© JUNGE FREIHEIT Verlag GmbH & Co.  www.jungefreiheit.de  43/12 19. Oktober 2012

Aufgeschnappt
Übergriffe nach Kriegsende
Matthias Bäkermann

Es ist der frühe Abend des 14. August 1945, gerade hat US-Präsident Truman verkündet, daß Japan als letzter Kriegsgegner bedingungslos kapituliert hat – der Krieg ist vorbei! Der Marinesoldat George Mendonça, gedient auf dem Zerstörer „The Sullivans“ im Pazifikkrieg, strömt mit vielen Kameraden auf den New Yorker Times Square, wo bereits eine Jubelparade im Gange ist. Immer wieder küßt er freudetrunken irgendwelche Frauen am Straßenrand, „gleich welchen Alters“, wie Fotograf Alfred Eisenstaedt sich später erinnert. Als Mendonça an der jungen Krankenschwester Edith Shain vorbeikommt, knipst Eisenstaedt das Foto seines Lebens. Der Kuß mit der leidenschaftlichen Umarmung wird als „The Kissing Sailor“ weltberühmt.

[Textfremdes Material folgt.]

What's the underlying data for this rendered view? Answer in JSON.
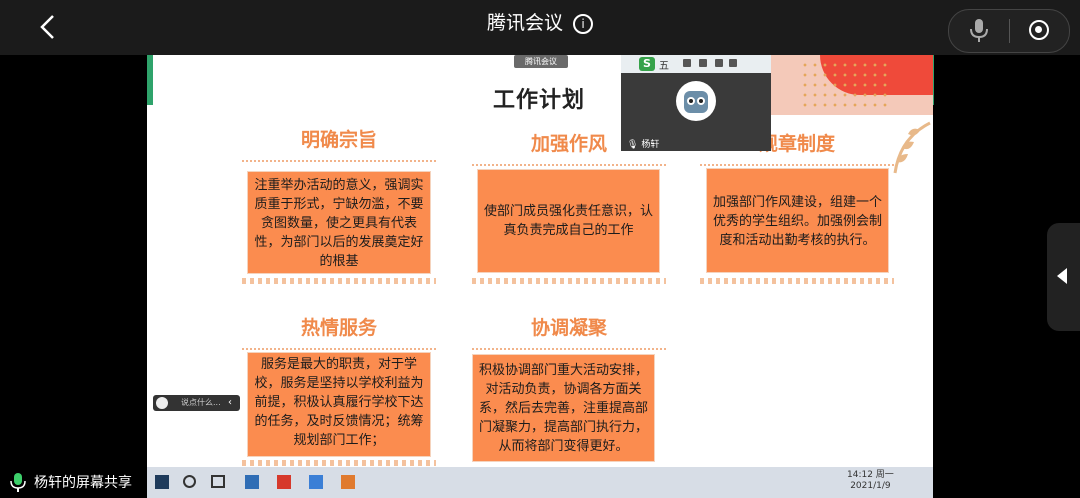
{
  "app": {
    "title": "腾讯会议",
    "info_icon": "info-icon",
    "back_icon": "chevron-left-icon",
    "mic_icon": "microphone-icon",
    "record_icon": "record-icon"
  },
  "slide": {
    "title": "工作计划",
    "cards": [
      {
        "heading": "明确宗旨",
        "body": "注重举办活动的意义，强调实质重于形式，宁缺勿滥，不要贪图数量，使之更具有代表性，为部门以后的发展奠定好的根基"
      },
      {
        "heading": "加强作风",
        "body": "使部门成员强化责任意识，认真负责完成自己的工作"
      },
      {
        "heading": "规章制度",
        "body": "加强部门作风建设，组建一个优秀的学生组织。加强例会制度和活动出勤考核的执行。"
      },
      {
        "heading": "热情服务",
        "body": "服务是最大的职责，对于学校，服务是坚持以学校利益为前提，积极认真履行学校下达的任务，及时反馈情况；统筹规划部门工作；"
      },
      {
        "heading": "协调凝聚",
        "body": "积极协调部门重大活动安排，对活动负责，协调各方面关系，然后去完善，注重提高部门凝聚力，提高部门执行力，从而将部门变得更好。"
      }
    ]
  },
  "camera": {
    "name": "杨轩",
    "toolbar_text": "五",
    "meeting_tag": "腾讯会议"
  },
  "chat": {
    "placeholder": "说点什么..."
  },
  "taskbar": {
    "time": "14:12 周一",
    "date": "2021/1/9"
  },
  "footer": {
    "share_label": "杨轩的屏幕共享"
  },
  "colors": {
    "accent_orange": "#fb8c4f",
    "heading_orange": "#f08a4b",
    "topbar": "#1b1b1b"
  }
}
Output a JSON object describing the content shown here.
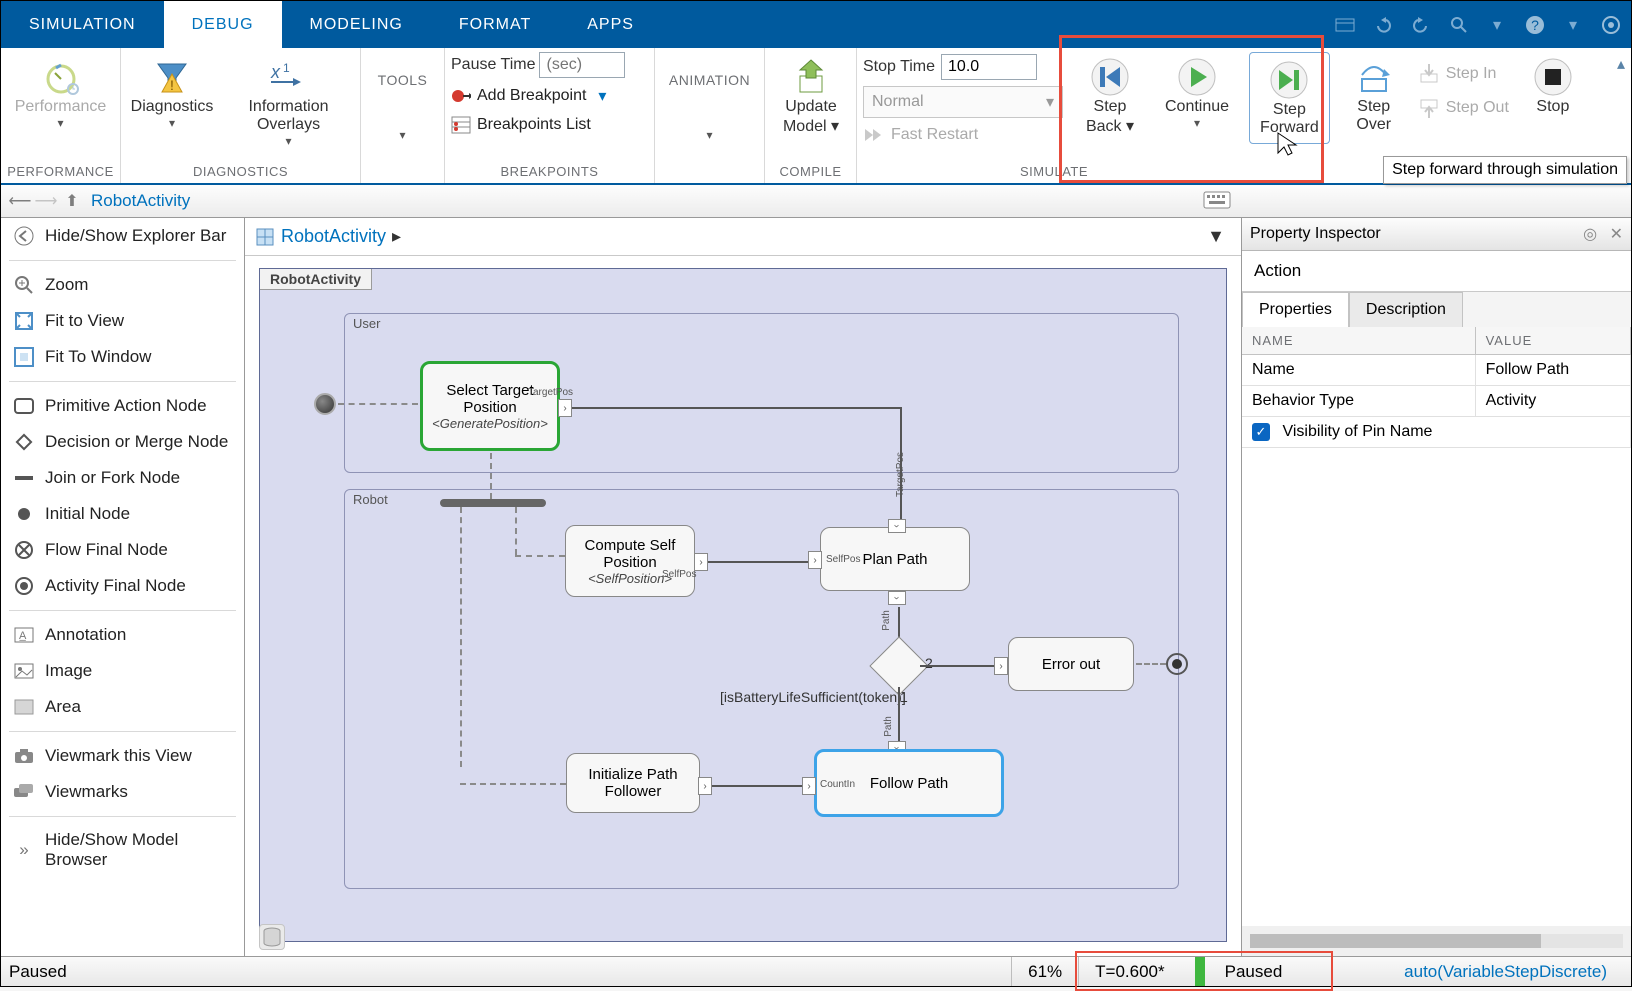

Geht es nach US-Feministin Lori Adelman, muß diese Szene – gern am Ort des Geschehens von verliebten Paaren nachgestellt – als abschreckendes Beispiel sexueller Belästigung gedeutet werden. Im vielbeachteten Blog „feministing.com“ macht sie das auch am „süffisanten Grinsen“ der anderen Matrosen auf dem Foto fest. „Die Tatsache, daß dieses allseits geliebte Foto nicht Leidenschaft, sondern einen sexuellen Übergriff darstellt, ist eine unbequeme Wahrheit.“ Daß sich Shain dem Kuß nicht verweigerte, weil „dieser Matrose schließlich auch für sie kämpfte“, wie sie danach bekannte, dürfte Adelmans Furor wohl auch nicht zähmen können.